Depending on the dimensions of the paperback you've chosen, the Kindle image may not fit nicely into the paperback dimensions. My books are 5x8", i.e. a ratio of 5:8, which is the same as the Kindle dimensions of 1600x2560. Yet when I upload the Kindle cover, there are thin lines of background showing through at the top and bottom:



These areas are outside the trim lines, but in my experience POD technology requires pretty much zero trim allowance, so I'm not confident that background won't show in the final book. To fix this, I enlarge the image size slighly. Click on the image and increase the size in small increments until it fully covers the front cover area. I enlarged from 23.02 to 23.23:


Next, click on the Choose Colors icon, which gives you two choices - select a color scheme from the options given, or create a custom color scheme. If matching the spine and back to the cover image are important to you, you'll want the latter option.


I've yet to figure out what Primary Color refers to, perhaps because of the layout template I chose. Secondary Color changes the entire back, spine, and front color (the front color won't show, of course, if your image covers it entirely). I suggest matching this to a color from your cover image. Text Color changes your blurb and spine text - however, you can modify these individually by selecting each text box and using the controls that pop up.

Note that the third button in the above image is for choosing fonts. This is to change the entire font scheme. I just alter each text box individually by clicking on it, so I don't use this button.

Cover Creator calculates the spine width for you (based on page length) and adds the book title and author by default, so all you have to there is change the font and size if you want to. (I changed the author name to all-caps to make it different from the title while still using the same font for both.)

When you're happy with your cover, click Preview. There is a bug here that may misalign your spine text. It's disconcerting, but just ignore it as the final cover will be okay:


From here, either return to step 2 "Style and Edit" to make further changes, or click the Save & Submit button.

Click Launch Previewer to see what the cover and interior of the book will look like.


You can view the preview with or without guides (see checkbox at the bottom). As you can see, the spine text is now aligned perfectly. Over on the left of the screen, any problems are highlighted (see previous post for an explanation of the two problems I always get, as shown!)

This is your last chance to check for errors, so click through using the big navigation arrows that apppear when you hover over the book, and make sure everything looks good.

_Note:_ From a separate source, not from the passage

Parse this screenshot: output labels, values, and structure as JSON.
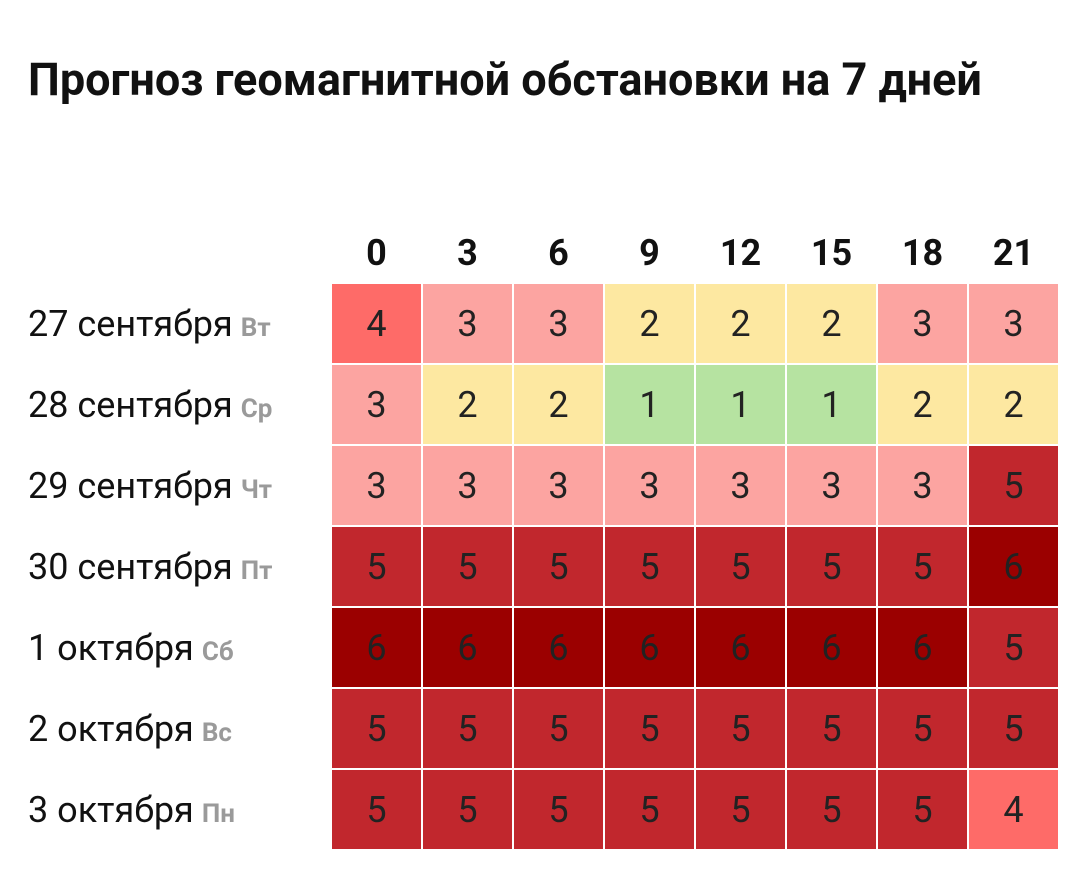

Thumbnail view is good to flick through the book quickly checking for accidental blank pages or near blank pages - that is, chapters that end with only a line or two on the page. I like to fix these by adjusting the leading of the last few paragraphs of the chapter, to either pull back those lines or add more so they're not so lonely on the page.



Click Exit Print Previewer if you want to make changes (i.e. upload a revised interior file or cover). Otherwise click Approve, and then Save and Continue to move to the final part of publishing your paperback (Pricing).